Monday, February 11, 2013




--GREEN IS A REALLY GREAT COLOR ON YOU.  IT BRINGS OUT THE GREEN IN YOUR EYES

…I sent a story into an online magazine.  The theme was “fashion” and the story had to be 500 words or less.
This is the response I got:

Hi Len,

I read your story last night and the end is so disturbing, I just can't run it, I'm sorry.

Of course it's a personal choice - these things always are - but I was so disturbed by the final image I just thought no, I can't.

I've thought about it some more and just re read it and still the same, so I thought I would let you know.

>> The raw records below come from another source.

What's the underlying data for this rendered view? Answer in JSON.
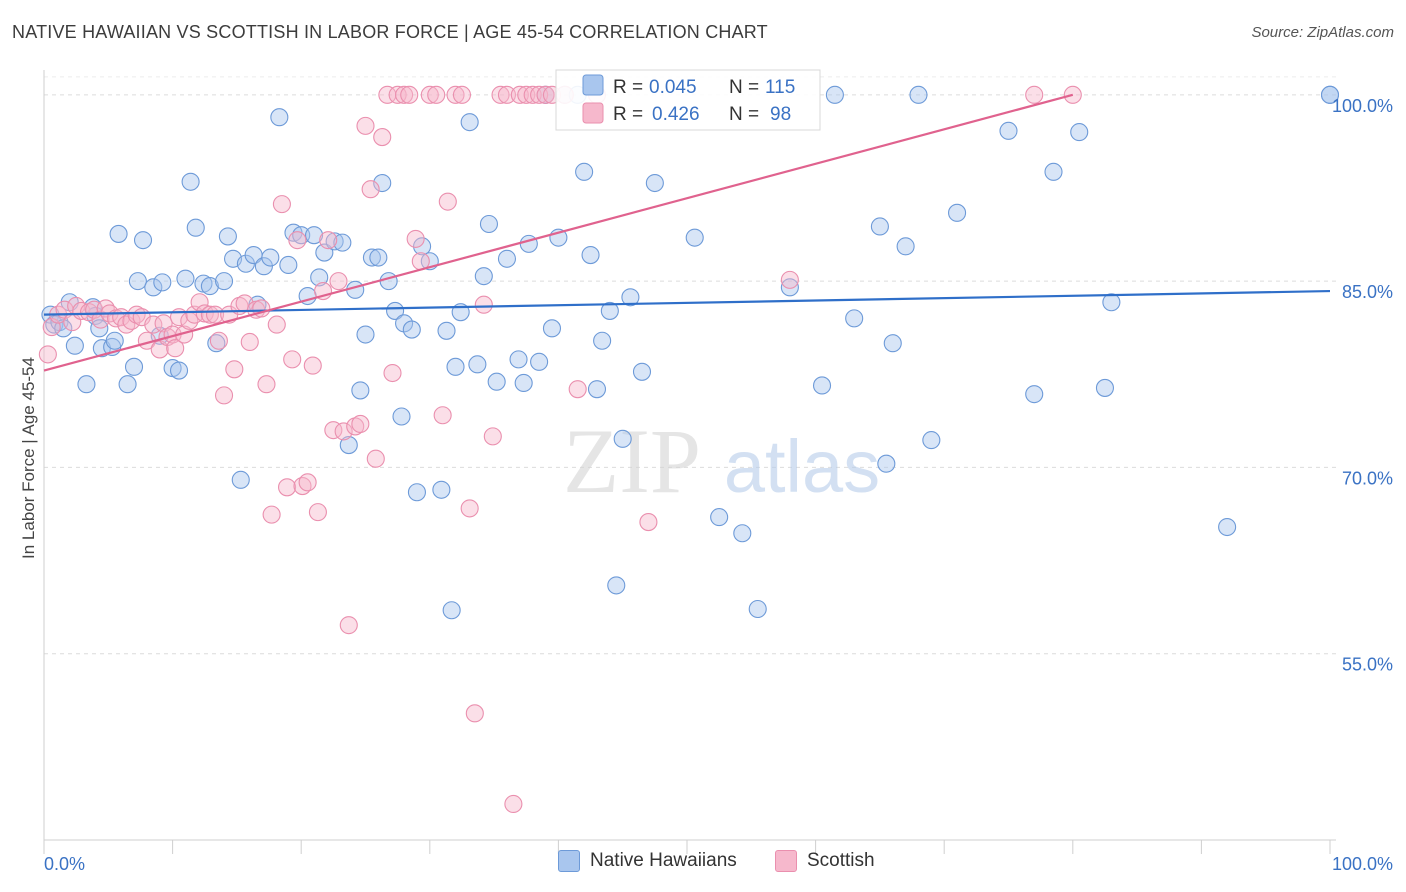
{
  "header": {
    "title": "NATIVE HAWAIIAN VS SCOTTISH IN LABOR FORCE | AGE 45-54 CORRELATION CHART",
    "source": "Source: ZipAtlas.com"
  },
  "watermark": {
    "zip": "ZIP",
    "atlas": "atlas"
  },
  "colors": {
    "blue_fill": "#a9c6ee",
    "blue_stroke": "#6d9ad8",
    "blue_line": "#2f6fc9",
    "pink_fill": "#f6b8cc",
    "pink_stroke": "#ea8fae",
    "pink_line": "#e0628e",
    "value_text": "#3a72c4"
  },
  "chart_data": {
    "type": "scatter",
    "title": "NATIVE HAWAIIAN VS SCOTTISH IN LABOR FORCE | AGE 45-54 CORRELATION CHART",
    "xlabel": "",
    "ylabel": "In Labor Force | Age 45-54",
    "xlim": [
      0,
      100
    ],
    "ylim": [
      40,
      102
    ],
    "x_tick_labels": [
      "0.0%",
      "100.0%"
    ],
    "y_ticks": [
      55,
      70,
      85,
      100
    ],
    "y_tick_labels": [
      "55.0%",
      "70.0%",
      "85.0%",
      "100.0%"
    ],
    "grid": true,
    "legend_position": "top-center",
    "stats": [
      {
        "r_label": "R =",
        "r_value": "0.045",
        "n_label": "N =",
        "n_value": "115"
      },
      {
        "r_label": "R =",
        "r_value": "0.426",
        "n_label": "N =",
        "n_value": "98"
      }
    ],
    "series": [
      {
        "name": "Native Hawaiians",
        "color": "#a9c6ee",
        "trend": {
          "x": [
            0,
            100
          ],
          "y": [
            82.3,
            84.2
          ]
        },
        "points": [
          [
            0.5,
            82.3
          ],
          [
            0.8,
            81.5
          ],
          [
            1.2,
            81.7
          ],
          [
            1.5,
            81.2
          ],
          [
            2,
            83.3
          ],
          [
            2.4,
            79.8
          ],
          [
            3.3,
            76.7
          ],
          [
            3.8,
            82.9
          ],
          [
            4,
            82.2
          ],
          [
            4.3,
            81.2
          ],
          [
            4.5,
            79.6
          ],
          [
            5.3,
            79.7
          ],
          [
            5.5,
            80.2
          ],
          [
            5.8,
            88.8
          ],
          [
            6.5,
            76.7
          ],
          [
            7,
            78.1
          ],
          [
            7.3,
            85
          ],
          [
            7.7,
            88.3
          ],
          [
            8.5,
            84.5
          ],
          [
            9,
            80.6
          ],
          [
            9.2,
            84.9
          ],
          [
            10,
            78
          ],
          [
            10.5,
            77.8
          ],
          [
            11,
            85.2
          ],
          [
            11.4,
            93
          ],
          [
            11.8,
            89.3
          ],
          [
            12.4,
            84.8
          ],
          [
            12.9,
            84.6
          ],
          [
            13.4,
            80
          ],
          [
            14,
            85
          ],
          [
            14.3,
            88.6
          ],
          [
            14.7,
            86.8
          ],
          [
            15.3,
            69
          ],
          [
            15.7,
            86.4
          ],
          [
            16.3,
            87.1
          ],
          [
            16.6,
            83.1
          ],
          [
            17.1,
            86.2
          ],
          [
            17.6,
            86.9
          ],
          [
            18.3,
            98.2
          ],
          [
            19,
            86.3
          ],
          [
            19.4,
            88.9
          ],
          [
            20,
            88.7
          ],
          [
            20.5,
            83.8
          ],
          [
            21,
            88.7
          ],
          [
            21.4,
            85.3
          ],
          [
            21.8,
            87.3
          ],
          [
            22.6,
            88.2
          ],
          [
            23.2,
            88.1
          ],
          [
            23.7,
            71.8
          ],
          [
            24.2,
            84.3
          ],
          [
            24.6,
            76.2
          ],
          [
            25,
            80.7
          ],
          [
            25.5,
            86.9
          ],
          [
            26,
            86.9
          ],
          [
            26.3,
            92.9
          ],
          [
            26.8,
            85
          ],
          [
            27.3,
            82.6
          ],
          [
            27.8,
            74.1
          ],
          [
            28,
            81.6
          ],
          [
            28.6,
            81.1
          ],
          [
            29,
            68
          ],
          [
            29.4,
            87.8
          ],
          [
            30,
            86.6
          ],
          [
            30.9,
            68.2
          ],
          [
            31.3,
            81
          ],
          [
            31.7,
            58.5
          ],
          [
            32,
            78.1
          ],
          [
            32.4,
            82.5
          ],
          [
            33.1,
            97.8
          ],
          [
            33.7,
            78.3
          ],
          [
            34.2,
            85.4
          ],
          [
            34.6,
            89.6
          ],
          [
            35.2,
            76.9
          ],
          [
            36,
            86.8
          ],
          [
            36.9,
            78.7
          ],
          [
            37.3,
            76.8
          ],
          [
            37.7,
            88
          ],
          [
            38.5,
            78.5
          ],
          [
            39,
            100
          ],
          [
            39.5,
            81.2
          ],
          [
            40,
            88.5
          ],
          [
            40.5,
            100
          ],
          [
            41.5,
            100
          ],
          [
            42,
            93.8
          ],
          [
            42.5,
            87.1
          ],
          [
            43,
            76.3
          ],
          [
            43.4,
            80.2
          ],
          [
            44,
            82.6
          ],
          [
            44.5,
            60.5
          ],
          [
            45,
            72.3
          ],
          [
            45.6,
            83.7
          ],
          [
            46.5,
            77.7
          ],
          [
            47.5,
            92.9
          ],
          [
            50.6,
            88.5
          ],
          [
            52.5,
            66
          ],
          [
            54.3,
            64.7
          ],
          [
            55.5,
            58.6
          ],
          [
            58,
            84.5
          ],
          [
            60.5,
            76.6
          ],
          [
            61.5,
            100
          ],
          [
            63,
            82
          ],
          [
            65,
            89.4
          ],
          [
            65.5,
            70.3
          ],
          [
            66,
            80
          ],
          [
            67,
            87.8
          ],
          [
            68,
            100
          ],
          [
            69,
            72.2
          ],
          [
            71,
            90.5
          ],
          [
            75,
            97.1
          ],
          [
            77,
            75.9
          ],
          [
            78.5,
            93.8
          ],
          [
            80.5,
            97
          ],
          [
            82.5,
            76.4
          ],
          [
            83,
            83.3
          ],
          [
            92,
            65.2
          ],
          [
            100,
            100
          ],
          [
            100,
            100
          ]
        ]
      },
      {
        "name": "Scottish",
        "color": "#f6b8cc",
        "trend": {
          "x": [
            0,
            80
          ],
          "y": [
            77.8,
            100
          ]
        },
        "points": [
          [
            0.3,
            79.1
          ],
          [
            0.6,
            81.3
          ],
          [
            1.1,
            82.3
          ],
          [
            1.6,
            82.7
          ],
          [
            2.2,
            81.7
          ],
          [
            2.5,
            83
          ],
          [
            2.9,
            82.6
          ],
          [
            3.5,
            82.5
          ],
          [
            3.9,
            82.7
          ],
          [
            4.4,
            81.9
          ],
          [
            4.8,
            82.8
          ],
          [
            5.1,
            82.4
          ],
          [
            5.6,
            82
          ],
          [
            6,
            82.1
          ],
          [
            6.4,
            81.5
          ],
          [
            6.8,
            81.8
          ],
          [
            7.2,
            82.3
          ],
          [
            7.6,
            82.1
          ],
          [
            8,
            80.2
          ],
          [
            8.5,
            81.5
          ],
          [
            9,
            79.5
          ],
          [
            9.3,
            81.6
          ],
          [
            9.6,
            80.5
          ],
          [
            10,
            80.7
          ],
          [
            10.2,
            79.6
          ],
          [
            10.5,
            82.1
          ],
          [
            10.9,
            80.7
          ],
          [
            11.3,
            81.8
          ],
          [
            11.7,
            82.3
          ],
          [
            12.1,
            83.3
          ],
          [
            12.5,
            82.4
          ],
          [
            12.9,
            82.3
          ],
          [
            13.3,
            82.3
          ],
          [
            13.6,
            80.2
          ],
          [
            14,
            75.8
          ],
          [
            14.4,
            82.3
          ],
          [
            14.8,
            77.9
          ],
          [
            15.2,
            83
          ],
          [
            15.6,
            83.2
          ],
          [
            16,
            80.1
          ],
          [
            16.5,
            82.7
          ],
          [
            16.9,
            82.8
          ],
          [
            17.3,
            76.7
          ],
          [
            17.7,
            66.2
          ],
          [
            18.1,
            81.5
          ],
          [
            18.5,
            91.2
          ],
          [
            18.9,
            68.4
          ],
          [
            19.3,
            78.7
          ],
          [
            19.7,
            88.3
          ],
          [
            20.1,
            68.5
          ],
          [
            20.5,
            68.8
          ],
          [
            20.9,
            78.2
          ],
          [
            21.3,
            66.4
          ],
          [
            21.7,
            84.2
          ],
          [
            22.1,
            88.3
          ],
          [
            22.5,
            73
          ],
          [
            22.9,
            85
          ],
          [
            23.3,
            72.9
          ],
          [
            23.7,
            57.3
          ],
          [
            24.2,
            73.3
          ],
          [
            24.6,
            73.5
          ],
          [
            25,
            97.5
          ],
          [
            25.4,
            92.4
          ],
          [
            25.8,
            70.7
          ],
          [
            26.3,
            96.6
          ],
          [
            26.7,
            100
          ],
          [
            27.1,
            77.6
          ],
          [
            27.5,
            100
          ],
          [
            28,
            100
          ],
          [
            28.4,
            100
          ],
          [
            28.9,
            88.4
          ],
          [
            29.3,
            86.6
          ],
          [
            30,
            100
          ],
          [
            30.5,
            100
          ],
          [
            31,
            74.2
          ],
          [
            31.4,
            91.4
          ],
          [
            32,
            100
          ],
          [
            32.5,
            100
          ],
          [
            33.1,
            66.7
          ],
          [
            33.5,
            50.2
          ],
          [
            34.2,
            83.1
          ],
          [
            34.9,
            72.5
          ],
          [
            35.5,
            100
          ],
          [
            36,
            100
          ],
          [
            36.5,
            42.9
          ],
          [
            37,
            100
          ],
          [
            37.5,
            100
          ],
          [
            38,
            100
          ],
          [
            38.5,
            100
          ],
          [
            39,
            100
          ],
          [
            39.5,
            100
          ],
          [
            40.5,
            100
          ],
          [
            41.5,
            76.3
          ],
          [
            43,
            100
          ],
          [
            47,
            65.6
          ],
          [
            58,
            85.1
          ],
          [
            77,
            100
          ],
          [
            80,
            100
          ]
        ]
      }
    ]
  },
  "bottom_legend": [
    {
      "label": "Native Hawaiians"
    },
    {
      "label": "Scottish"
    }
  ]
}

Of course, if you have something else.

Thanks Len,

…I’m not upset at all.  Truly, I’m not.  I’m just surprised.  I’ve been rejected hundreds of times and this editor is a friend of mine who I like a great deal. 
So, yes, absolutely, I do write on disturbing topics.  But was this story really that disturbing?
You decide and let me know.
Here it is:

                                                               Fashionista

            The pink wig she put on was a bob cut.  It went well with her bubblegum lipstick and Pepto-pink necklace.
            She was thin, had gotten very skinny over the last year, and yet it was a struggle to get the tight leather pants over her bony hips.  Next, she added a silver chainmail halter that shimmered and rustled when she moved even the slightest.
            The summer days were too long and it seemed night would never come.  She snorted a jagged line of white powder off her coffee table and welcomed the fierce burn.  She took another and another until her eyes watered and her nose ran and all she could taste was the satisfying copper tang of her own blood.
            Near dusk, she strapped on her stilettos and grabbed her clutch-sized handbag, peeking inside to make sure everything was in order.  In the mirror that hung from her apartment door, she looked exotic and sensual, desirable, to be sure.  After she touched her lips to the glass, they left an imprint that resembled a pair of wings closing in on themselves.
            She knew where to go, which street.  She’d moved here months ago, after the trial and verdict, and had told herself to be patient, studying the new city, doing proper surveillance, establishing the man’s habitual patterns and customs.
            Around midnight, the red Jaguar slowed half a block from where she stood under a streetlight that cast her elongated shadow in two directions, like a switchblade half-open, she noticed, and that made her smirk.
            Now that he was here, though, she felt an unexpected calmness and no adrenalin rush whatsoever.  Perhaps it was the aftereffects from all the drugs earlier, or maybe it was a sense of impending freedom.
            His driver-side window buzzed as it came down and he leaned across.  He’d gotten thick since fleeing the States.  Too much strudel, warm beer and sausages.
            In a foreign language she’d recently learned, he said, “Why, aren’t you a pretty fashionista.”  He was so pleased with himself, even though his accent came through sloppy and disjointed.
            In English, she said, “I’ve been waiting for you.”
            Both her statement and her speaking his native tongue startled him.  “Well, what are you waiting for?”
            “Yes, what?” she said, sliding into the car.
             “Where should we go?” he asked, adjusting the rearview so he could steal glances at her outfit while driving.
            “Where do you usually take them?”
            “Can’t go there.  How about my place?  You cool with that?”
            “I am,” she said, “I am very cool,” and he chuckled, said, “You’re a mysterious piece of work.”
            She waited until they were in bed, both of them naked, her straddling him on top.
            She didn’t much resemble her sister, the one he’d raped and killed, and he would never have known it had she not rammed the knife through his heart, afterward carving Ashley Andrews—her sis’s named—across his chest.

1 comment:

  1. Hey Len, just read this piece & I like it, especially the end. It's perfect. I didn't find it too disturbing by any means. Granted, I love reading dark stories with darker endings. Anyways, hope all is well. Good luck finding a home for this one in the future.